Louise Lasser, whose pig-tailed braids, bangs and baby-doll dresses took the nation by storm when they became her trademark look on Norman Lear’s Mary Hartman, Mary Hartman in the 1970s, died Monday at her home in Manhattan. She was 87.
Her death was reported by her friend Susan Charlotte to The New York Times.
Initially making her name in early Woody Allen films – the two married in 1966 – Lasser employed a droll, deadpan comic delivery to great effect not only in Allen’s Take the Money and Run, Bananas and Everything You Always Wanted To Know About Sex (But Were Afraid to Ask), but in buzzy commercials for NyQuil and Excedrin.

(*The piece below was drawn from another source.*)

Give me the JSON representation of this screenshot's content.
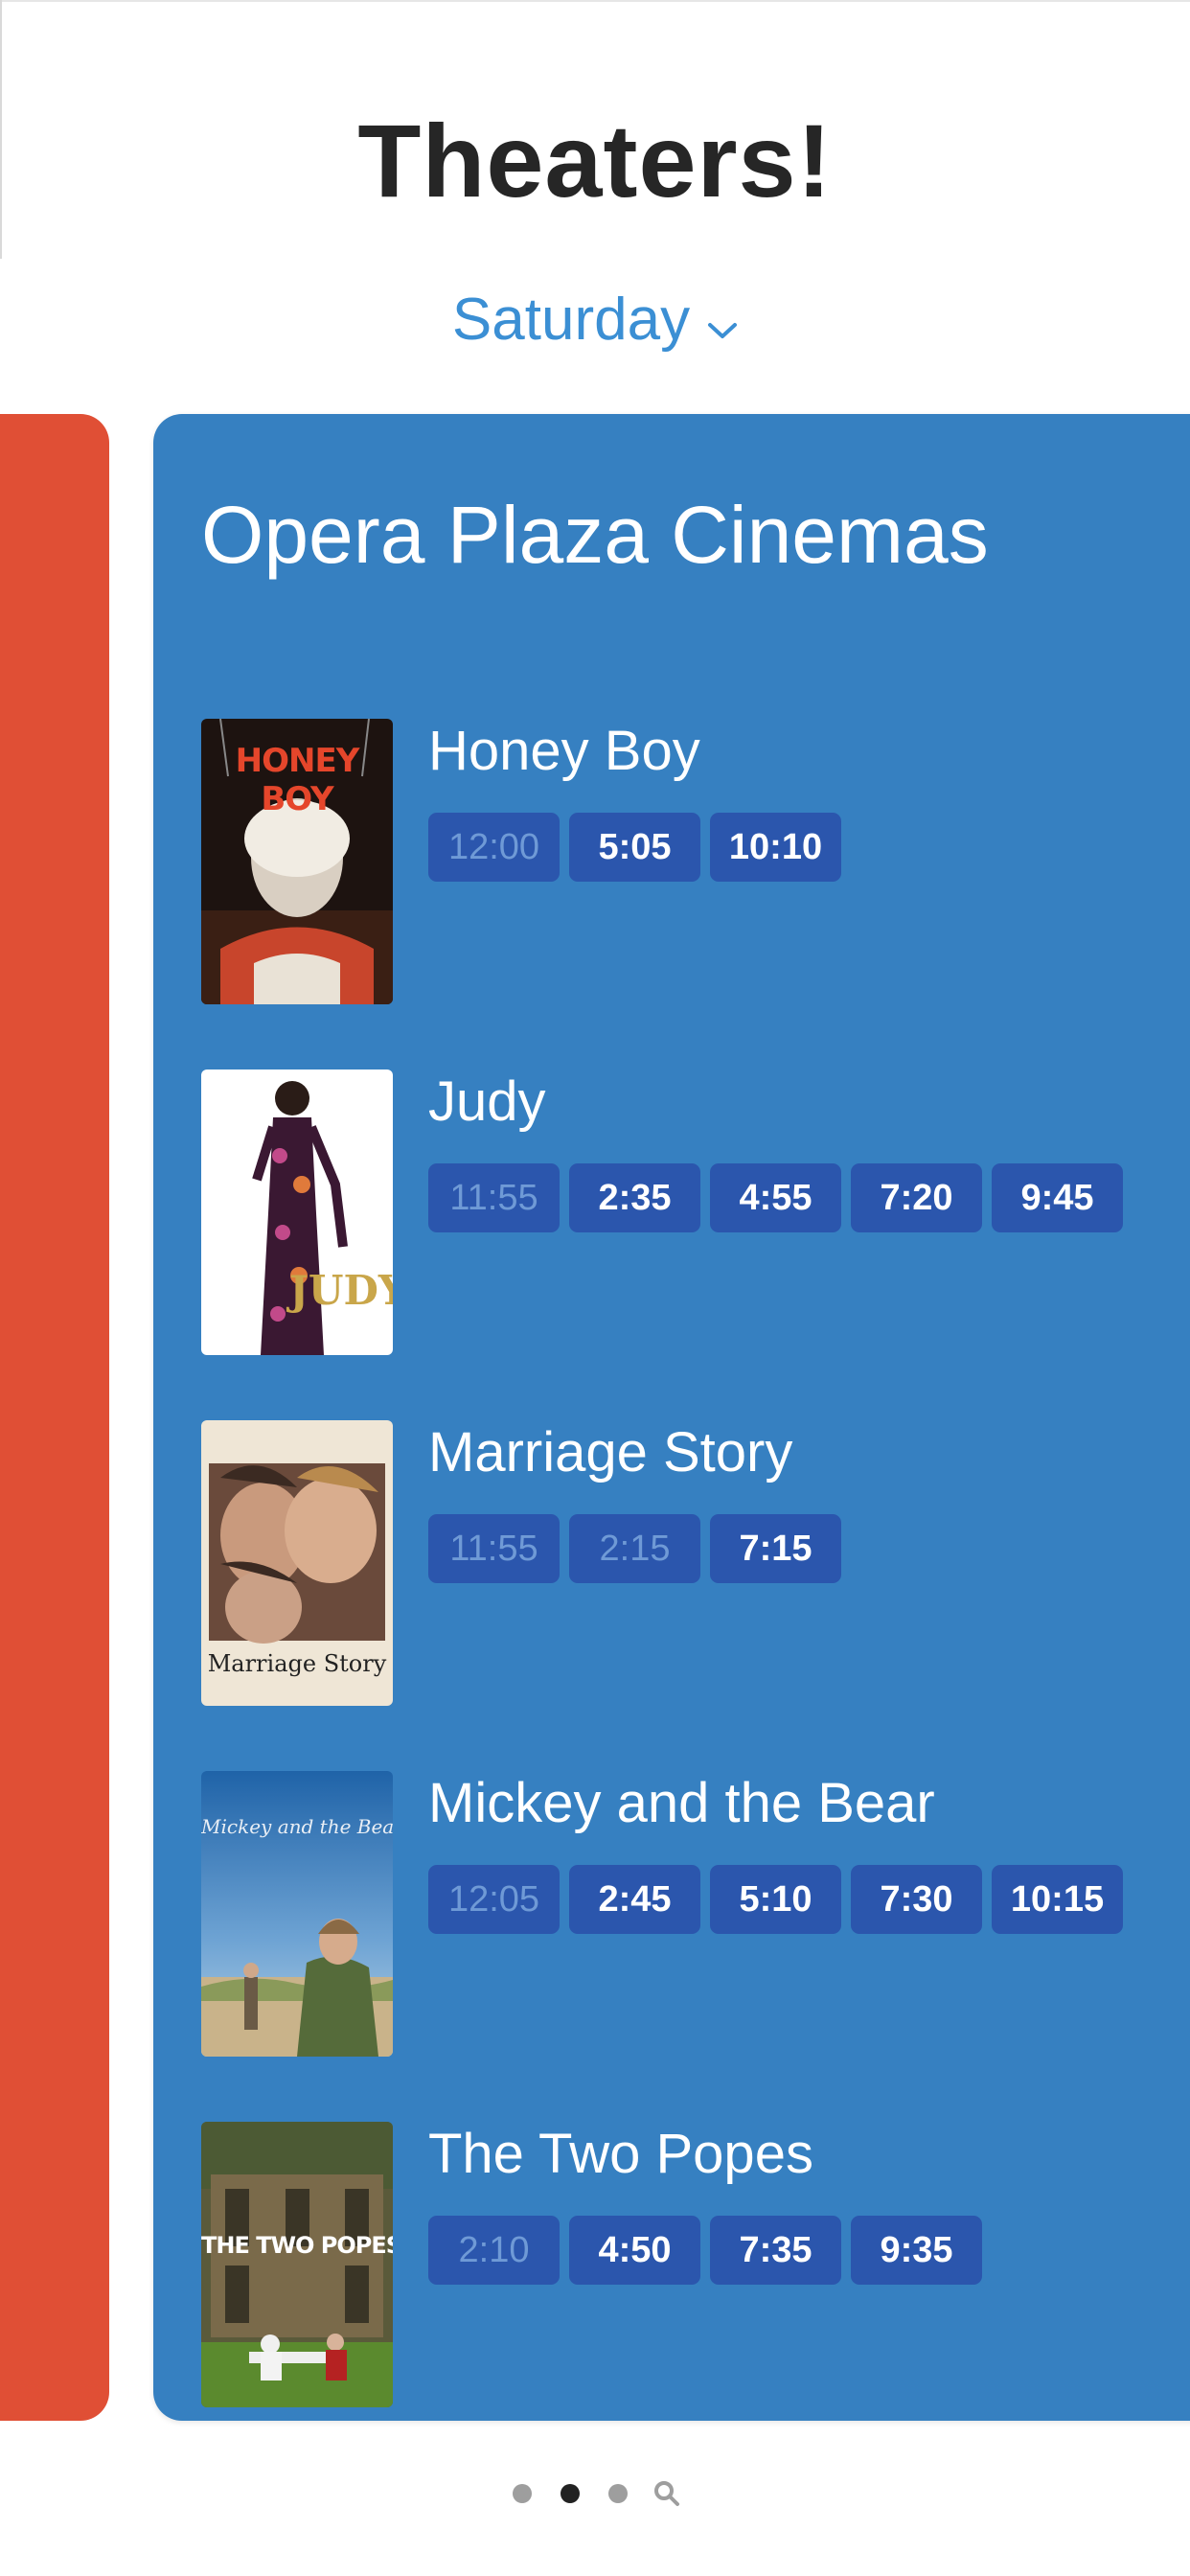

Early in her career she even briefly appeared on Broadway in 1962 as Barbra Streisand’s replacement in the musical I Can Get It for You Wholesale, but it wasn’t until January 1976 that Lasser shot to international stardom as the title character in Lear’s wildly offbeat soap opera parody Mary Hartman, Mary Hartman.

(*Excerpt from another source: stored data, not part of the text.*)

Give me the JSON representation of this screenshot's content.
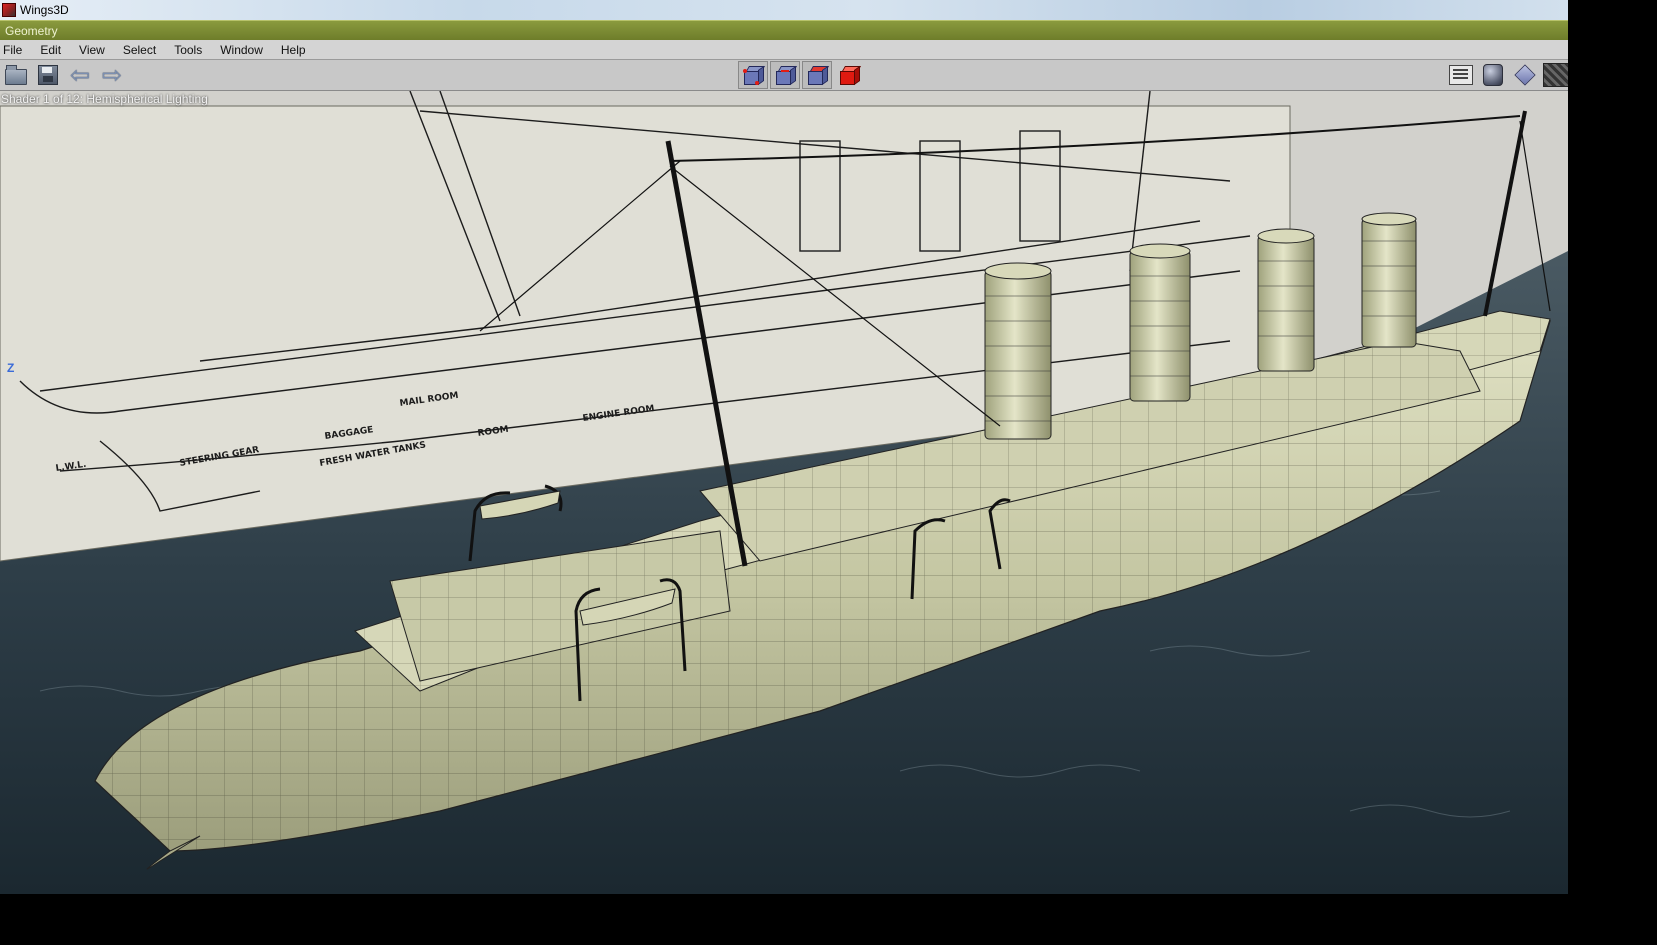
{
  "window": {
    "title": "Wings3D",
    "mode_bar": "Geometry"
  },
  "menu": [
    "File",
    "Edit",
    "View",
    "Select",
    "Tools",
    "Window",
    "Help"
  ],
  "toolbar": {
    "left_icons": [
      "open-folder-icon",
      "save-disk-icon",
      "undo-arrow-icon",
      "redo-arrow-icon"
    ],
    "selection_modes": [
      "vertex-select-icon",
      "edge-select-icon",
      "face-select-icon",
      "body-select-icon"
    ],
    "right_icons": [
      "outliner-icon",
      "smooth-shading-icon",
      "wireframe-icon",
      "texture-icon"
    ]
  },
  "viewport": {
    "shader_info": "Shader 1 of 12: Hemispherical Lighting",
    "axis_label": "Z",
    "blueprint_labels": [
      "MAIL ROOM",
      "BAGGAGE",
      "ROOM",
      "ENGINE ROOM",
      "STEERING GEAR",
      "FRESH WATER TANKS",
      "L.W.L."
    ]
  },
  "colors": {
    "accent_bar": "#7b8a30",
    "hull": "#c8c9a8",
    "water": "#2d3d47"
  }
}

As envisioned by Lear, Hartman was not only a soap parody, but an actual soap, televised in syndication five days a week in half-hour installments, in some markets during traditional daytime soap timeslots and in some markets at 11 p.m. Both time periods were telling: The deadpan comedy and satirical bent was fitting in the post-primetime slots, while the faux melodrama of a working class family in small town Ohio (the fictional Fernwood) made for a clever addition to the afternoon sturm und drang that filled network hours.
With each episode opening in what was then the genre’s standard weepy music and static shot of a suburban kitchen, Mary Hartman (the name was repeated in both the show’s title and the audio accompanying the opening credits, with Mary’s mother, played by Dody Goodman, calling for her daughter as if summoning a child home for dinner) mixed everyday tribulations – at least as presented in advertising of the day – like waxy yellow building with domestic issues (impotence, adultery) and horrors of a more newsworthy kind (most notably, a mass murder just down the street from the Hartman residence).